A 24 de Janeiro de 41, Querea e alguns Pretorianos abordaram Calígula enquanto ele se dirigia a um grupo de novos actores que participavam nos jogos. Os pormenores a respeito deste acontecimento variam ligeiramente de um escritor para outro, mas todos coincidem em que Querea foi o primeiro a apunhalar o Imperador, seguido pelo restante de conspiradores. Suetónio assinala as similaridades entre o assassinato de Calígula e o de Júlio César. O Historiador escreve que o velho Caio Júlio César (Júlio César) e o novo Caio Júlio César (Calígula) foram assassinados por 30 conspiradores liderados por um homem chamado Cássio (Cássio Longino e Cássio Querea).Quando os guarda-costas Germanos do Imperador se deram conta de que Calígula estava sendo atacado, este já estava morto. Cheios de raiva e dor, os Germanos responderam assassinando os conspiradores, senadores, transeuntes e inocentes por igual.
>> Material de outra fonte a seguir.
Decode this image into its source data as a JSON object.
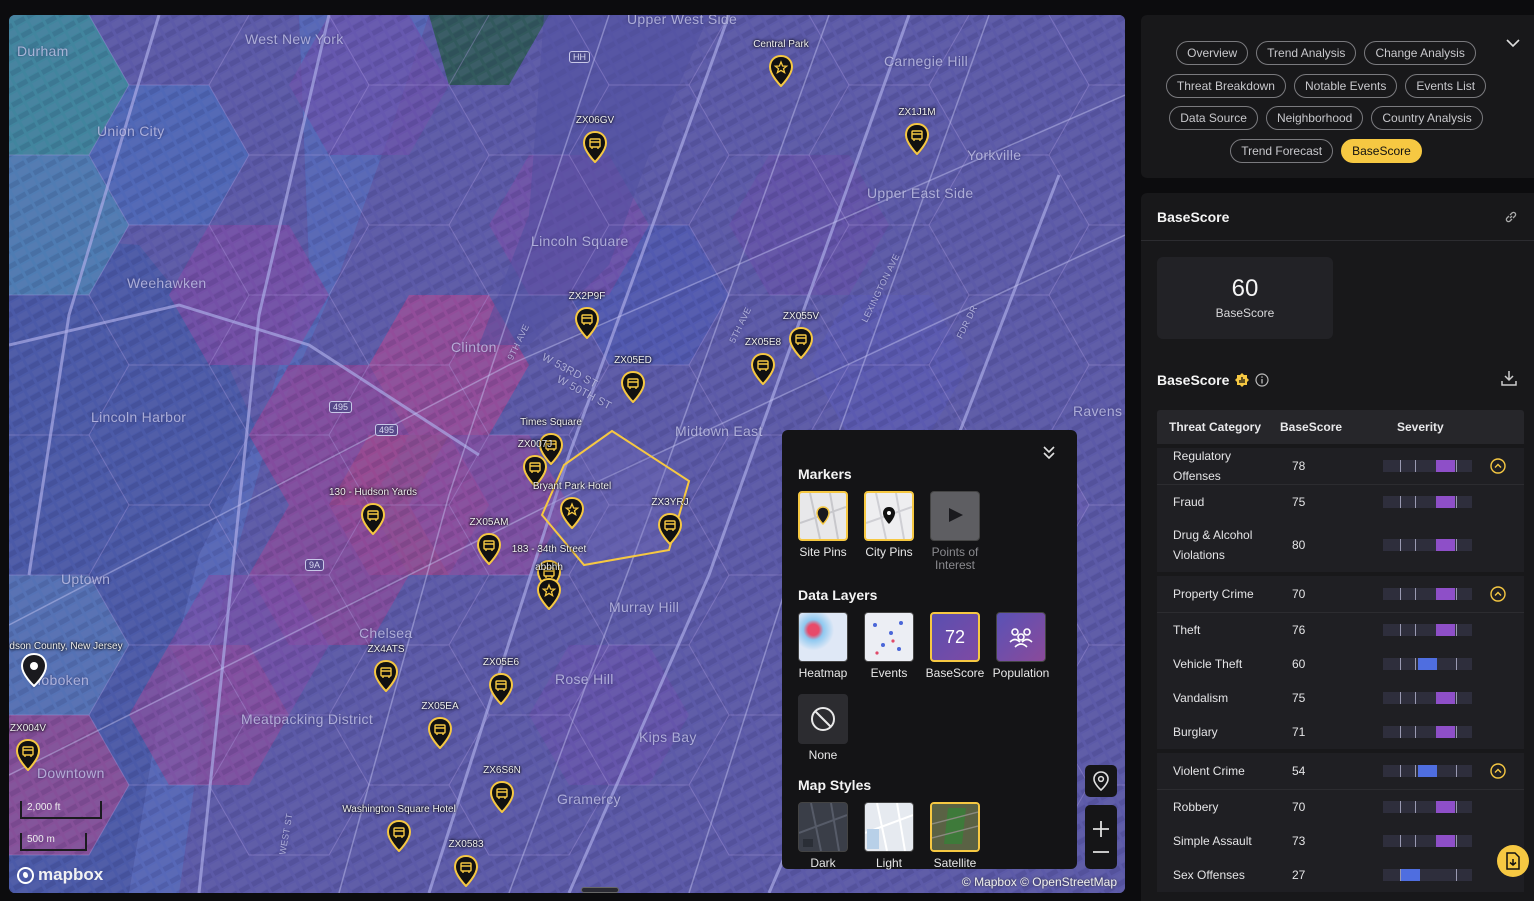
{
  "colors": {
    "accent": "#f6c842",
    "panel_bg": "#18181a",
    "severity_high": "#8e4fc8",
    "severity_low": "#4f6ee0"
  },
  "map": {
    "place_labels": [
      "Durham",
      "West New York",
      "Upper West Side",
      "Carnegie Hill",
      "Union City",
      "Yorkville",
      "Upper East Side",
      "Lincoln Square",
      "Weehawken",
      "Clinton",
      "W 53RD ST",
      "W 50TH ST",
      "Lincoln Harbor",
      "Midtown East",
      "Ravens",
      "Murray Hill",
      "Uptown",
      "Chelsea",
      "Rose Hill",
      "Meatpacking District",
      "Kips Bay",
      "Gramercy",
      "Downtown",
      "Hoboken",
      "Bryant Park Hotel",
      "9TH AVE",
      "5TH AVE",
      "LEXINGTON AVE",
      "FDR DR",
      "WEST ST"
    ],
    "road_shields": [
      "HH",
      "495",
      "495",
      "9A"
    ],
    "pins": [
      {
        "label": "Central Park",
        "type": "poi"
      },
      {
        "label": "ZX06GV",
        "type": "site"
      },
      {
        "label": "ZX1J1M",
        "type": "site"
      },
      {
        "label": "ZX2P9F",
        "type": "site"
      },
      {
        "label": "ZX055V",
        "type": "site"
      },
      {
        "label": "ZX05E8",
        "type": "site"
      },
      {
        "label": "ZX05ED",
        "type": "site"
      },
      {
        "label": "Times Square",
        "type": "site"
      },
      {
        "label": "ZX007J",
        "type": "site"
      },
      {
        "label": "Bryant Park Hotel",
        "type": "poi"
      },
      {
        "label": "130 - Hudson Yards",
        "type": "site"
      },
      {
        "label": "ZX3YRJ",
        "type": "site"
      },
      {
        "label": "ZX05AM",
        "type": "site"
      },
      {
        "label": "183 - 34th Street",
        "type": "site"
      },
      {
        "label": "abbhh",
        "type": "poi"
      },
      {
        "label": "ZX4ATS",
        "type": "site"
      },
      {
        "label": "ZX05E6",
        "type": "site"
      },
      {
        "label": "ZX05EA",
        "type": "site"
      },
      {
        "label": "ZX004V",
        "type": "site"
      },
      {
        "label": "ZX6S6N",
        "type": "site"
      },
      {
        "label": "Washington Square Hotel",
        "type": "site"
      },
      {
        "label": "ZX0583",
        "type": "site"
      },
      {
        "label": "Hudson County, New Jersey",
        "type": "city"
      }
    ],
    "city_label_visible": "dson County, New Jersey",
    "scale": {
      "ft": "2,000 ft",
      "m": "500 m"
    },
    "logo": "mapbox",
    "attribution": "© Mapbox  © OpenStreetMap"
  },
  "layers_popup": {
    "markers_heading": "Markers",
    "markers": [
      {
        "label": "Site Pins",
        "selected": true,
        "enabled": true
      },
      {
        "label": "City Pins",
        "selected": true,
        "enabled": true
      },
      {
        "label": "Points of Interest",
        "selected": false,
        "enabled": false
      }
    ],
    "data_layers_heading": "Data Layers",
    "data_layers": [
      {
        "label": "Heatmap",
        "selected": false
      },
      {
        "label": "Events",
        "selected": false
      },
      {
        "label": "BaseScore",
        "selected": true,
        "thumb_value": "72"
      },
      {
        "label": "Population",
        "selected": false
      },
      {
        "label": "None",
        "selected": false
      }
    ],
    "map_styles_heading": "Map Styles",
    "map_styles": [
      {
        "label": "Dark",
        "selected": false
      },
      {
        "label": "Light",
        "selected": false
      },
      {
        "label": "Satellite",
        "selected": true
      }
    ]
  },
  "tabs": {
    "row1": [
      "Overview",
      "Trend Analysis",
      "Change Analysis"
    ],
    "row2": [
      "Threat Breakdown",
      "Notable Events",
      "Events List"
    ],
    "row3": [
      "Data Source",
      "Neighborhood",
      "Country Analysis"
    ],
    "row4": [
      "Trend Forecast",
      "BaseScore"
    ],
    "active": "BaseScore"
  },
  "basescore": {
    "title": "BaseScore",
    "score_value": "60",
    "score_label": "BaseScore",
    "section_title": "BaseScore",
    "table": {
      "headers": [
        "Threat Category",
        "BaseScore",
        "Severity"
      ],
      "groups": [
        {
          "name": "Regulatory Offenses",
          "score": 78,
          "children": [
            {
              "name": "Fraud",
              "score": 75
            },
            {
              "name": "Drug & Alcohol Violations",
              "score": 80
            }
          ]
        },
        {
          "name": "Property Crime",
          "score": 70,
          "children": [
            {
              "name": "Theft",
              "score": 76
            },
            {
              "name": "Vehicle Theft",
              "score": 60
            },
            {
              "name": "Vandalism",
              "score": 75
            },
            {
              "name": "Burglary",
              "score": 71
            }
          ]
        },
        {
          "name": "Violent Crime",
          "score": 54,
          "children": [
            {
              "name": "Robbery",
              "score": 70
            },
            {
              "name": "Simple Assault",
              "score": 73
            },
            {
              "name": "Sex Offenses",
              "score": 27
            }
          ]
        }
      ]
    }
  }
}
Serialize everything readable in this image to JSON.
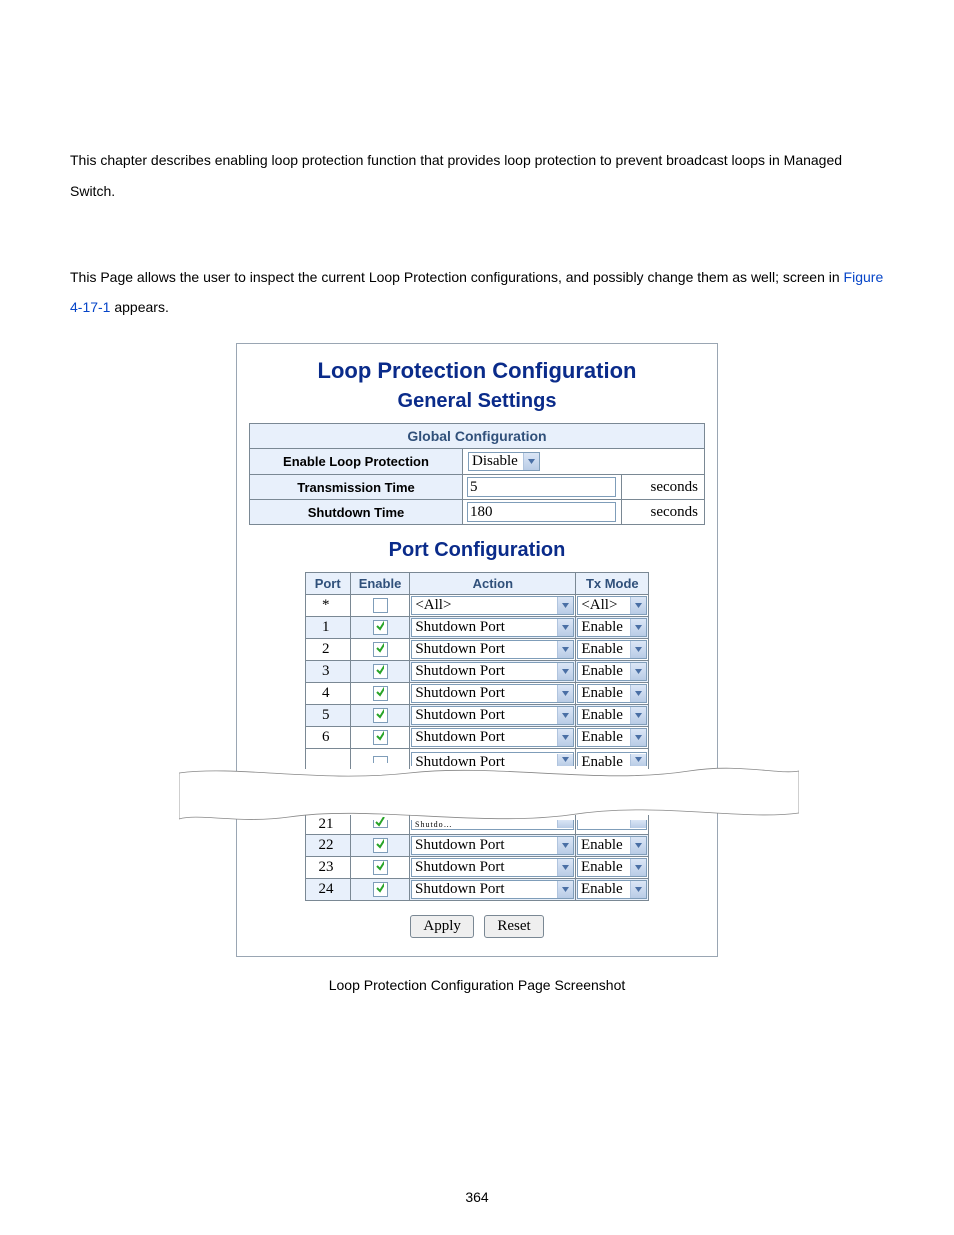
{
  "intro_text": "This chapter describes enabling loop protection function that provides loop protection to prevent broadcast loops in Managed Switch.",
  "intro2_prefix": "This Page allows the user to inspect the current Loop Protection configurations, and possibly change them as well; screen in ",
  "intro2_link": "Figure 4-17-1",
  "intro2_suffix": " appears.",
  "panel": {
    "title": "Loop Protection Configuration",
    "sub_general": "General Settings",
    "sub_port": "Port Configuration",
    "global_header": "Global Configuration",
    "rows": {
      "enable_label": "Enable Loop Protection",
      "enable_value": "Disable",
      "tx_label": "Transmission Time",
      "tx_value": "5",
      "tx_unit": "seconds",
      "sd_label": "Shutdown Time",
      "sd_value": "180",
      "sd_unit": "seconds"
    },
    "port_headers": {
      "port": "Port",
      "enable": "Enable",
      "action": "Action",
      "txmode": "Tx Mode"
    },
    "ports_top": [
      {
        "port": "*",
        "enable": false,
        "action": "<All>",
        "txmode": "<All>"
      },
      {
        "port": "1",
        "enable": true,
        "action": "Shutdown Port",
        "txmode": "Enable"
      },
      {
        "port": "2",
        "enable": true,
        "action": "Shutdown Port",
        "txmode": "Enable"
      },
      {
        "port": "3",
        "enable": true,
        "action": "Shutdown Port",
        "txmode": "Enable"
      },
      {
        "port": "4",
        "enable": true,
        "action": "Shutdown Port",
        "txmode": "Enable"
      },
      {
        "port": "5",
        "enable": true,
        "action": "Shutdown Port",
        "txmode": "Enable"
      },
      {
        "port": "6",
        "enable": true,
        "action": "Shutdown Port",
        "txmode": "Enable"
      }
    ],
    "port7_action_partial": "Shutdown Port",
    "port7_txmode": "Enable",
    "port21_partial": "21",
    "ports_bottom": [
      {
        "port": "22",
        "enable": true,
        "action": "Shutdown Port",
        "txmode": "Enable"
      },
      {
        "port": "23",
        "enable": true,
        "action": "Shutdown Port",
        "txmode": "Enable"
      },
      {
        "port": "24",
        "enable": true,
        "action": "Shutdown Port",
        "txmode": "Enable"
      }
    ],
    "buttons": {
      "apply": "Apply",
      "reset": "Reset"
    }
  },
  "caption": "Loop Protection Configuration Page Screenshot",
  "page_number": "364"
}
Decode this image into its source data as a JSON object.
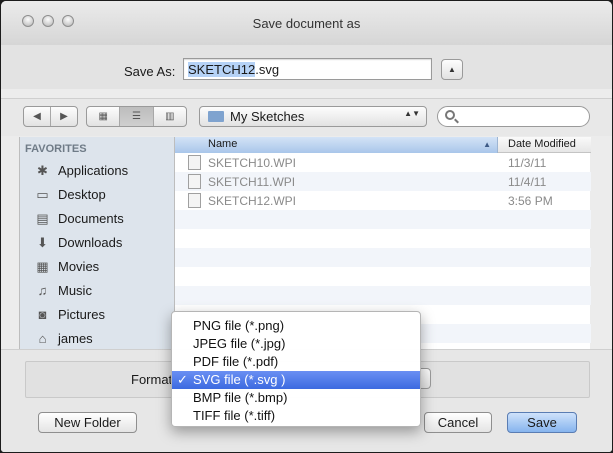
{
  "window": {
    "title": "Save document as"
  },
  "save": {
    "label": "Save As:",
    "filename_selected": "SKETCH12",
    "filename_ext": ".svg",
    "expand_glyph": "▲"
  },
  "toolbar": {
    "back_glyph": "◀",
    "forward_glyph": "▶",
    "view_icon_glyph": "▦",
    "view_list_glyph": "☰",
    "view_column_glyph": "▥",
    "folder": "My Sketches",
    "popup_arrows": "▲▼"
  },
  "sidebar": {
    "heading": "FAVORITES",
    "items": [
      {
        "label": "Applications",
        "icon": "applications-icon",
        "glyph": "✱"
      },
      {
        "label": "Desktop",
        "icon": "desktop-icon",
        "glyph": "▭"
      },
      {
        "label": "Documents",
        "icon": "documents-icon",
        "glyph": "▤"
      },
      {
        "label": "Downloads",
        "icon": "downloads-icon",
        "glyph": "⬇"
      },
      {
        "label": "Movies",
        "icon": "movies-icon",
        "glyph": "▦"
      },
      {
        "label": "Music",
        "icon": "music-icon",
        "glyph": "♫"
      },
      {
        "label": "Pictures",
        "icon": "pictures-icon",
        "glyph": "◙"
      },
      {
        "label": "james",
        "icon": "home-icon",
        "glyph": "⌂"
      }
    ]
  },
  "filelist": {
    "columns": {
      "name": "Name",
      "date": "Date Modified",
      "sort_glyph": "▲"
    },
    "files": [
      {
        "name": "SKETCH10.WPI",
        "date": "11/3/11"
      },
      {
        "name": "SKETCH11.WPI",
        "date": "11/4/11"
      },
      {
        "name": "SKETCH12.WPI",
        "date": "3:56 PM"
      }
    ]
  },
  "format": {
    "label": "Format",
    "check_glyph": "✓",
    "options": [
      {
        "label": "PNG file (*.png)",
        "selected": false
      },
      {
        "label": "JPEG file (*.jpg)",
        "selected": false
      },
      {
        "label": "PDF file (*.pdf)",
        "selected": false
      },
      {
        "label": "SVG file (*.svg )",
        "selected": true
      },
      {
        "label": "BMP file (*.bmp)",
        "selected": false
      },
      {
        "label": "TIFF file (*.tiff)",
        "selected": false
      }
    ]
  },
  "buttons": {
    "new_folder": "New Folder",
    "cancel": "Cancel",
    "save": "Save"
  }
}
O senado tratou de usar a morte de Calígula para restaurar a República e, pela sua vez, Querea tentou convencer o exército para que apoiasse os senadores.Porém, os militares permaneceram leais à figura do Imperador,e a plebe unanimemente pediu que os assassinos de Calígula fossem levados frente da justiça.Vendo-se sem apoios, os assassinos apunhalaram a mulher de Calígula, Milónia Cesónia, e à sua filha, Júlia Drusilla, a quem partiram o crânio ao bater a cabeça contra um muro.Contudo, foram incapazes de encontrar o tio de Calígula, Cláudio, que fugiu da cidade. Após ter-se assegurado do apoio da Guarda Pretoriana, Cláudio foi designado Imperador e,ordenou a execução dos assassinos do seu sobrinho.Segundo Suetónio, o corpo do Imperador foi escondido até poder ser incinerado e sepultado pelas suas irmãs. Permaneceu no Mausoléu de Augusto até que, em 410, durante o saque de Roma, as suas cinzas foram espalhadas.